Greenology opens its space for horticultural therapy

The healing powers of nature: children with special needs as well as patients with dementia regularly visit Greenology’s headquarters, engaging in plant-based activities as a form of therapy (Photo: Project Unsung Heroes)

 

Greenology is not alone in its exploration of horticultural therapy.

Similarly, the Institute of Mental Health (IMH) has turned to hydroponic farming as a form of rehabilitation for long-stay patients, recently receiving more support from T-Touch — a volunteer initiative driven by staff at Temasek — to build a greenhouse with facilities for the programme.

 

We hope to give IMH’s residents the means to engage in long-term in meaningful activities that will help them on their path to recovery.
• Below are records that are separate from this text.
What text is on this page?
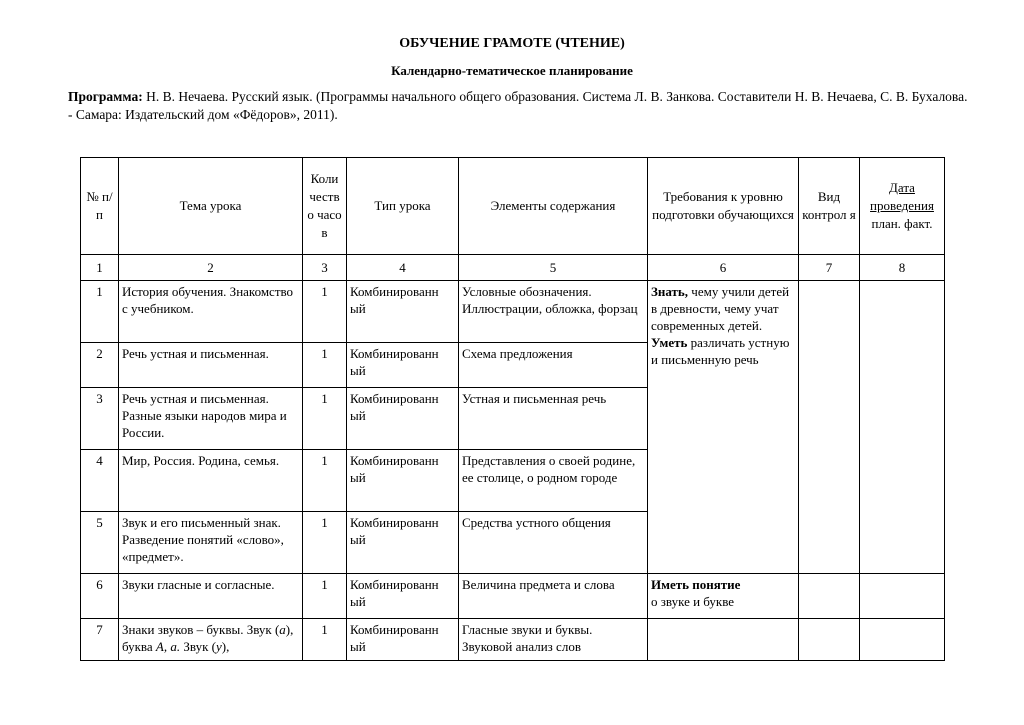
ОБУЧЕНИЕ ГРАМОТЕ (ЧТЕНИЕ)
Календарно-тематическое планирование
Программа: Н. В. Нечаева. Русский язык. (Программы начального общего образования. Система Л. В. Занкова. Составители Н. В. Нечаева, С. В. Бухалова. - Самара: Издательский дом «Фёдоров», 2011).
№ п/п	Тема урока	Коли честв о часо в	Тип урока	Элементы содержания	Требования к уровню подготовки обучающихся	Вид контрол я	Дата проведения
план. факт.

1	2	3	4	5	6	7	8
1	История обучения. Знакомство с учебником.	1	Комбинированн ый	Условные обозначения. Иллюстрации, обложка, форзац	Знать, чему учили детей в древности, чему учат современных детей. Уметь различать устную и письменную речь		

2	Речь устная и письменная.	1	Комбинированн ый	Схема предложения			
3	Речь устная и письменная. Разные языки народов мира и России.	1	Комбинированн ый	Устная и письменная речь			
4	Мир, Россия. Родина, семья.	1	Комбинированн ый	Представления о своей родине, ее столице, о родном городе			
5	Звук и его письменный знак. Разведение понятий «слово», «предмет».	1	Комбинированн ый	Средства устного общения			
6	Звуки гласные и согласные.	1	Комбинированн ый	Величина предмета и слова	Иметь понятие
о звуке и букве		

7	Знаки звуков – буквы. Звук (а), буква А, а. Звук (у),	1	Комбинированн ый	Гласные звуки и буквы. Звуковой анализ слов			
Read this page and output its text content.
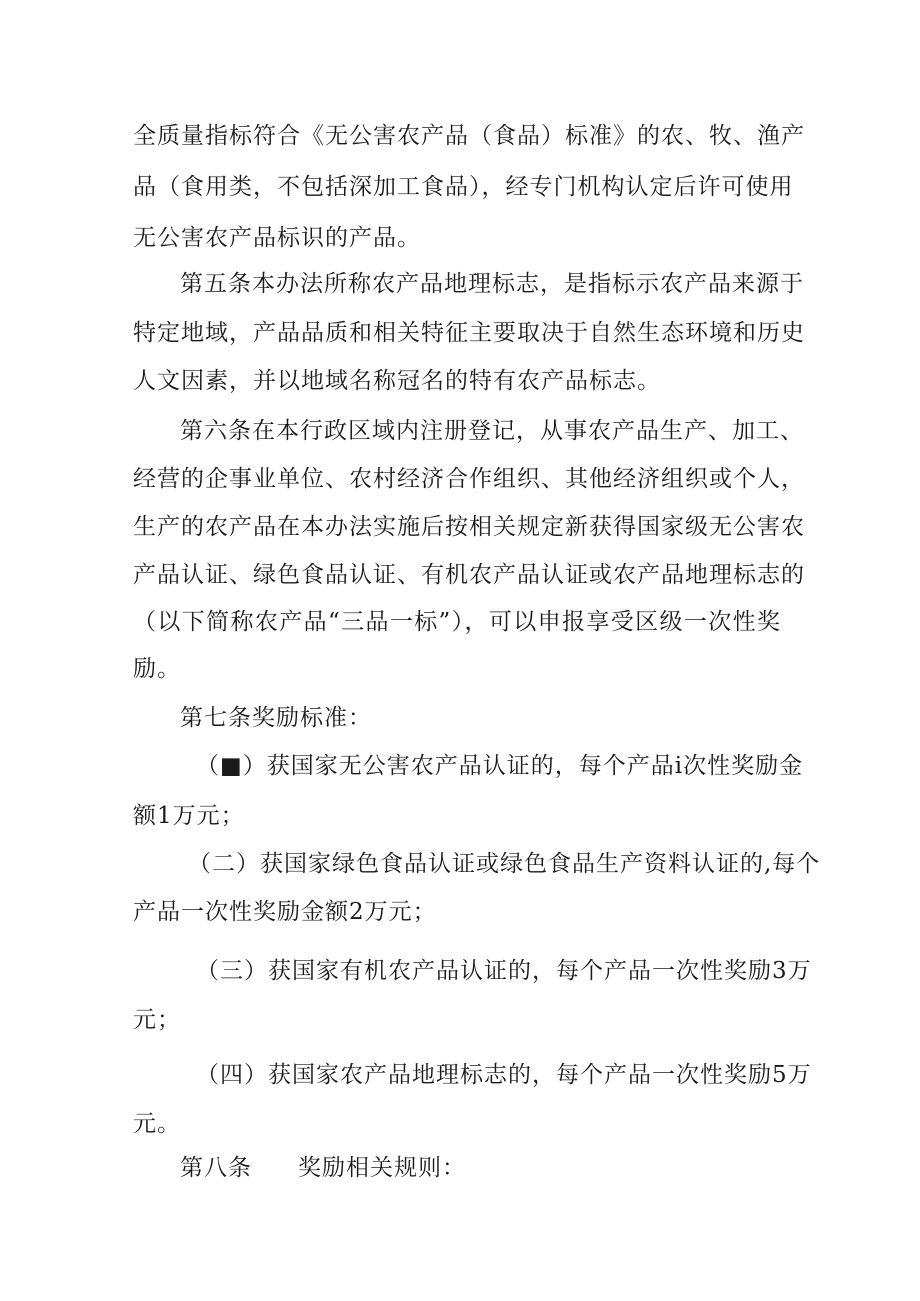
全质量指标符合《无公害农产品（食品）标准》的农、牧、渔产
品（食用类，不包括深加工食品），经专门机构认定后许可使用
无公害农产品标识的产品。
第五条本办法所称农产品地理标志，是指标示农产品来源于
特定地域，产品品质和相关特征主要取决于自然生态环境和历史
人文因素，并以地域名称冠名的特有农产品标志。
第六条在本行政区域内注册登记，从事农产品生产、加工、
经营的企事业单位、农村经济合作组织、其他经济组织或个人，
生产的农产品在本办法实施后按相关规定新获得国家级无公害农
产品认证、绿色食品认证、有机农产品认证或农产品地理标志的
（以下简称农产品“三品一标”），可以申报享受区级一次性奖
励。
第七条奖励标准：
（■）获国家无公害农产品认证的，每个产品i次性奖励金
额1万元；
（二）获国家绿色食品认证或绿色食品生产资料认证的,每个
产品一次性奖励金额2万元；
（三）获国家有机农产品认证的，每个产品一次性奖励3万
元；
（四）获国家农产品地理标志的，每个产品一次性奖励5万
元。
第八条 奖励相关规则：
Dr Fidah Alsagoff, Joint Head, Enterprise Development Group; Head, Investment Group – Life Sciences at Temasek

IMH is exploring hydroponic farming as a form of rehabilitation

T-Touch volunteers help out at IMH’s new greenhouse facility

 

Expanding on the importance of human-plant relationships, Veera adds, “People are always looking to make connections with others. In the same vein, we should strive to build a deep and respectful bond with nature because it helps to foster a sense of belonging, build empathy and provide healing.”

 

Here at Temasek, we place sustainability at the core of everything we do. We strive to build a better world, always with tomorrow in mind.

Temasek is an investor in Wildlife Reserves Singapore.